Bill Hassinger gave his high school sweetheart, Joanne Blakkan, a silver bracelet with green gems more than seven decades ago.
They parted ways after Blakkan left for college, but she kept it in her jewelry box.
“It was just too pretty to get rid of,” said Blakkan, now 92.
It also had sentimental value. She couldn’t bring herself to part with a gift from her first love.
More than 75 years after she put the bracelet away, she’s now wearing it again. She and Hassinger, 90, are back together.
Their love story started in 1947, when they were both students at North Muskegon High School in west Michigan. She was in her junior year and he was a freshman. They met on the school bus one morning.
“She would always save a seat for me,” Hassinger recalled.
They started off as friends, but by the time Blakkan was a senior, “we went steady,” she said, noting that she never minded the age difference between them. “I thought he was cute.”
Hassinger was smitten, too. He felt lucky to be with an older woman.
“She had a lot more seniority on me and I was learning, so I just followed her lead,” he said, adding that they once got sent to the principal’s office for kissing on the school bus. “They said that was inappropriate behavior.”
[Flight attendant saves six imperiled flamingo eggs, later meets chicks]
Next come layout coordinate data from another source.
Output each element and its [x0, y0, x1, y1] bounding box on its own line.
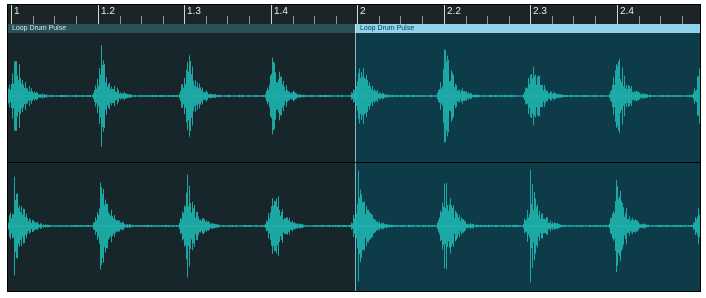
ruler-tick: [357, 5, 358, 24]
ruler-label: 1.3: [187, 6, 201, 17]
ruler-subtick: [336, 16, 337, 24]
ruler-label: 1.2: [101, 6, 115, 17]
ruler-subtick: [682, 16, 683, 24]
ruler-subtick: [141, 16, 142, 24]
ruler-label: 2.3: [533, 6, 547, 17]
beat-time-ruler[interactable]: 1 1.2 1.3 1.4 2 2.2 2.3 2.4: [8, 5, 700, 25]
ruler-label: 1.4: [274, 6, 288, 17]
ruler-subtick: [379, 16, 380, 24]
ruler-subtick: [76, 16, 77, 24]
ruler-subtick: [573, 16, 574, 24]
ruler-tick: [11, 5, 12, 24]
stereo-waveform: [8, 45, 700, 283]
ruler-subtick: [595, 16, 596, 24]
ruler-tick: [98, 5, 99, 24]
ruler-subtick: [400, 16, 401, 24]
ruler-subtick: [487, 16, 488, 24]
ruler-tick: [530, 5, 531, 24]
ruler-subtick: [314, 16, 315, 24]
ruler-tick: [617, 5, 618, 24]
ruler-subtick: [33, 16, 34, 24]
ruler-tick: [184, 5, 185, 24]
ruler-subtick: [660, 16, 661, 24]
ruler-subtick: [249, 16, 250, 24]
ruler-subtick: [639, 16, 640, 24]
ruler-tick: [271, 5, 272, 24]
ruler-subtick: [552, 16, 553, 24]
clip-title[interactable]: Loop Drum Pulse: [355, 24, 700, 33]
ruler-subtick: [227, 16, 228, 24]
ruler-label: 1: [14, 6, 20, 17]
ruler-subtick: [422, 16, 423, 24]
ruler-subtick: [163, 16, 164, 24]
ruler-label: 2.4: [620, 6, 634, 17]
ruler-label: 2.2: [447, 6, 461, 17]
clip-title[interactable]: Loop Drum Pulse: [8, 24, 355, 33]
ruler-subtick: [509, 16, 510, 24]
ruler-subtick: [466, 16, 467, 24]
ruler-label: 2: [360, 6, 366, 17]
ruler-subtick: [120, 16, 121, 24]
arrangement-view: 1 1.2 1.3 1.4 2 2.2 2.3 2.4 Loop Drum Pulse Loo…: [7, 4, 701, 292]
ruler-tick: [444, 5, 445, 24]
ruler-subtick: [293, 16, 294, 24]
ruler-subtick: [54, 16, 55, 24]
ruler-subtick: [206, 16, 207, 24]
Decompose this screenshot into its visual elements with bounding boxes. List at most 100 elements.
They both fell in love for the first time. Hassinger accompanied Blakkan to her senior prom, and gave her the bracelet that year. When she went off to college at Michigan State the following year, she visited on weekends.
Over time, though, “we kind of drifted apart,” said Blakkan.
After they broke up, Hassinger went on to marry another woman he dated in high school, and Blakkan married a man she started dating while she was in college. They each had three children.
A few months after he got married at 19, Hassinger was drafted into the U.S. Army, and spent nearly two years stationed in Salzburg, Austria. He then had a 32-year career with the Michigan State Police. He was married to his wife — who died in 2021 — for 68 years.
Meanwhile, Blakkan worked as an office manager for a surgeon, and later an allergist in Ann Arbor, Mich. Her husband died of a heart attack in 1989 when he was 57. Blakkan — who lives in Muskegon — had no desire to date, she said.
“I had the opportunity to, and I just was not interested in it,” she said.
That changed in 2022, when Blakkan was tasked with planning her high school reunion.
“Somehow or other, Bill’s name came up,” said Blakkan, whose daughter, Linda, was helping her find contact information for her former classmates online. They looked up Hassinger and found that his wife had died the year before, and he was living in Manistee, about 80 miles away from Muskegon.
[I’d only met my neighbor a few times. When she died I took in her dog.]
Blakkan decided to take a chance, and reach out to her long-ago love — whom she had not seen since they broke up.
With her daughter’s encouragement, she wrote him a letter, telling him it would be nice to reconnect and reminisce.
“I immediately called her, and I told her when I’m down in Muskegon, I’d stop and see her,” said Hassinger.
And he did. Not long after their phone call, they went for lunch at a local restaurant, and “it was just like old times,” Hassinger said. “We just cut to the chase.”
In a matter of hours, their teenage crushes came back.
“I was very fond of him in high school,” said Blakkan, who started wearing the green bracelet again. “The feelings came back very quickly.”
From there, they went on weekly dates, and before long, they began spending long stretches of time at each other’s homes. They read, play cards, complete puzzles and crosswords. They also go on regular walks together.
“I’m an avid walker,” said Blakkan, explaining that she walks for at least one mile every other day, and Bill — who isn’t as much of an avid walker — joins her. They are both in good health.
“I enjoy it, as long as I’m with her,” said Hassinger. “We mix real well. I like everything about her. It just feels natural for me.”
“I think our feelings are stronger now than they were then,” said Blakkan.
Their families are delighted by their relationship, the couple said. Hassinger has five grandchildren and one great-grandchild, and Blakkan has four grandchildren and two great-grandchildren.
“Both sides of the family are thrilled, which makes it very nice,” said Hassinger.
The couple said they’re not sure yet if they’ll get married or move in together. For now, they’re content with the way things are.
“The only thing for certain is that we’ll be together,” Hassinger said. “I wouldn’t have it any other way.”
On three separate occasions when they’ve gone out to eat, strangers have picked up the tab. The most recent instance was a month ago — courtesy of a younger couple.
“They said ‘we think you’re such an adorable couple, and we want to be like you,’” said Blakkan.
[Longtime cobbler posts meticulous shoe repair videos, becomes sensation]
After their reunion was shared by Good Morning America in December and later featured in a local news piece, Blakkan and Hassinger said strangers often stop them to say hello and congratulate them on their late-life romance.
“People will come up to us and say ‘I saw you on TV,’” said Blakkan. “It’s been fun.”
She and Hassinger hope their story leaves people with an important message.
“If the love is there, go for it,” Blakkan said.